For me that's the ultimate complement. Irony, pessimism and critical thoughts aside, I'm romantic in the sense that I believe in the speculative emancipation that art can offer. So becoming a woman is an option I don't want to give up my claim for, it is something I deserve.

April-August 2011


Roee Rosen's exhibition in Warsaw entitled The Dynamic Dead Roee Rosen is a presentation of his key projects which took place at the Centre for Contemporary Art Ujazdowski Castle from April 20 to July 3, 2011 (curated by Stach Szabłowski). Films made by the artist were also shown during the 11th International Film Festival New Horizons in Wrocław, Poland (21-31 July 2011).
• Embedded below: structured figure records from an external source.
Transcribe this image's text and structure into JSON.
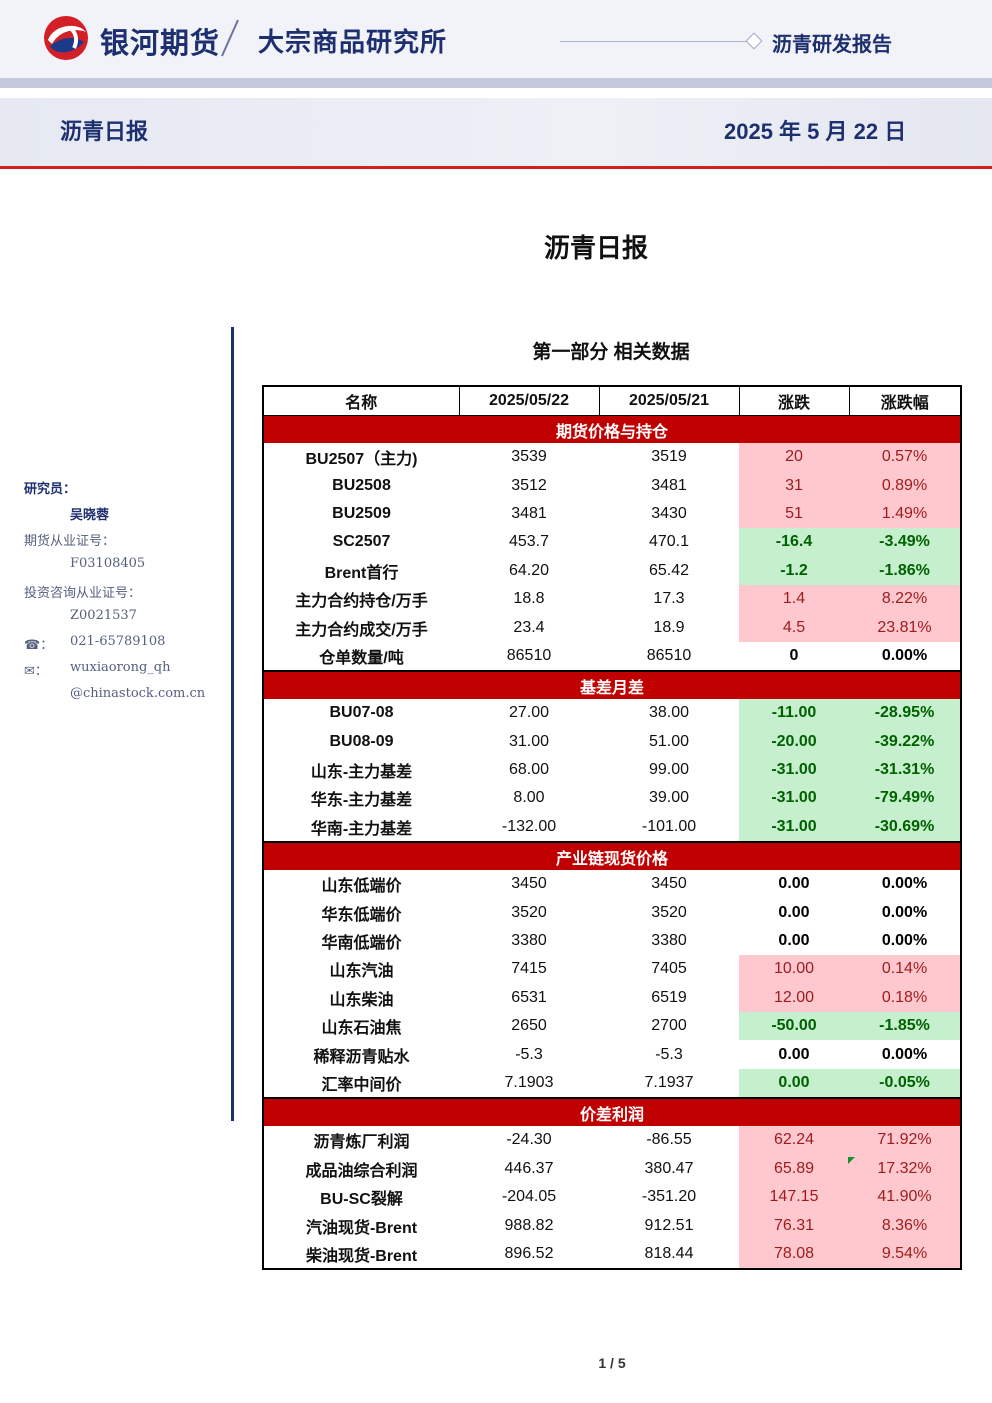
{
  "header": {
    "brand": "银河期货",
    "institute": "大宗商品研究所",
    "report_type": "沥青研发报告",
    "sub_title": "沥青日报",
    "date": "2025 年 5 月 22 日"
  },
  "doc_title": "沥青日报",
  "sidebar": {
    "researcher_label": "研究员：",
    "researcher_name": "吴晓蓉",
    "futures_cert_label": "期货从业证号：",
    "futures_cert": "F03108405",
    "invest_cert_label": "投资咨询从业证号：",
    "invest_cert": "Z0021537",
    "phone_label": "☎：",
    "phone": "021-65789108",
    "email_label": "✉：",
    "email_line1": "wuxiaorong_qh",
    "email_line2": "@chinastock.com.cn"
  },
  "section_title": "第一部分 相关数据",
  "table": {
    "headers": [
      "名称",
      "2025/05/22",
      "2025/05/21",
      "涨跌",
      "涨跌幅"
    ],
    "sections": [
      {
        "title": "期货价格与持仓",
        "rows": [
          [
            "BU2507（主力)",
            "3539",
            "3519",
            "20",
            "0.57%"
          ],
          [
            "BU2508",
            "3512",
            "3481",
            "31",
            "0.89%"
          ],
          [
            "BU2509",
            "3481",
            "3430",
            "51",
            "1.49%"
          ],
          [
            "SC2507",
            "453.7",
            "470.1",
            "-16.4",
            "-3.49%"
          ],
          [
            "Brent首行",
            "64.20",
            "65.42",
            "-1.2",
            "-1.86%"
          ],
          [
            "主力合约持仓/万手",
            "18.8",
            "17.3",
            "1.4",
            "8.22%"
          ],
          [
            "主力合约成交/万手",
            "23.4",
            "18.9",
            "4.5",
            "23.81%"
          ],
          [
            "仓单数量/吨",
            "86510",
            "86510",
            "0",
            "0.00%"
          ]
        ]
      },
      {
        "title": "基差月差",
        "rows": [
          [
            "BU07-08",
            "27.00",
            "38.00",
            "-11.00",
            "-28.95%"
          ],
          [
            "BU08-09",
            "31.00",
            "51.00",
            "-20.00",
            "-39.22%"
          ],
          [
            "山东-主力基差",
            "68.00",
            "99.00",
            "-31.00",
            "-31.31%"
          ],
          [
            "华东-主力基差",
            "8.00",
            "39.00",
            "-31.00",
            "-79.49%"
          ],
          [
            "华南-主力基差",
            "-132.00",
            "-101.00",
            "-31.00",
            "-30.69%"
          ]
        ]
      },
      {
        "title": "产业链现货价格",
        "rows": [
          [
            "山东低端价",
            "3450",
            "3450",
            "0.00",
            "0.00%"
          ],
          [
            "华东低端价",
            "3520",
            "3520",
            "0.00",
            "0.00%"
          ],
          [
            "华南低端价",
            "3380",
            "3380",
            "0.00",
            "0.00%"
          ],
          [
            "山东汽油",
            "7415",
            "7405",
            "10.00",
            "0.14%"
          ],
          [
            "山东柴油",
            "6531",
            "6519",
            "12.00",
            "0.18%"
          ],
          [
            "山东石油焦",
            "2650",
            "2700",
            "-50.00",
            "-1.85%"
          ],
          [
            "稀释沥青贴水",
            "-5.3",
            "-5.3",
            "0.00",
            "0.00%"
          ],
          [
            "汇率中间价",
            "7.1903",
            "7.1937",
            "0.00",
            "-0.05%"
          ]
        ]
      },
      {
        "title": "价差利润",
        "rows": [
          [
            "沥青炼厂利润",
            "-24.30",
            "-86.55",
            "62.24",
            "71.92%"
          ],
          [
            "成品油综合利润",
            "446.37",
            "380.47",
            "65.89",
            "17.32%"
          ],
          [
            "BU-SC裂解",
            "-204.05",
            "-351.20",
            "147.15",
            "41.90%"
          ],
          [
            "汽油现货-Brent",
            "988.82",
            "912.51",
            "76.31",
            "8.36%"
          ],
          [
            "柴油现货-Brent",
            "896.52",
            "818.44",
            "78.08",
            "9.54%"
          ]
        ]
      }
    ]
  },
  "page_number": "1 / 5",
  "colors": {
    "brand_navy": "#1d2f6f",
    "section_red": "#c00000",
    "up_fill": "#ffc7ce",
    "down_fill": "#c6efce"
  }
}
Roee Rosen, „Hilarious”, wideo, 2010
Roee Rosen, „Hilarious”, wideo, 2010
  1. 1. See: Roee Rosen, Stained Portfolio. On the Life and Work of Justine Frank, in: Justine Frank, Roee Rosen, Sweet Sweat, (Berlin, New York: Sternberg Press, 2009), p. 16
  2. 2. Sweet Sweat is the scandalous book written by Justine Frank in 1931 and published as: Justine Frank, Roee Rosen, Sweet Sweat, (Berlin, New York: Sternberg Press, 2009).
  3. 3. Ibidem, p. 19.
  4. 4. The sentence ‘Either beauty will be CONVULSIVE, or it won't exist at all' is the final line of Nadja (1928), and also appears at the end of the first chapter of another book by Breton: Mad Love (L'Amour Fou, 1937).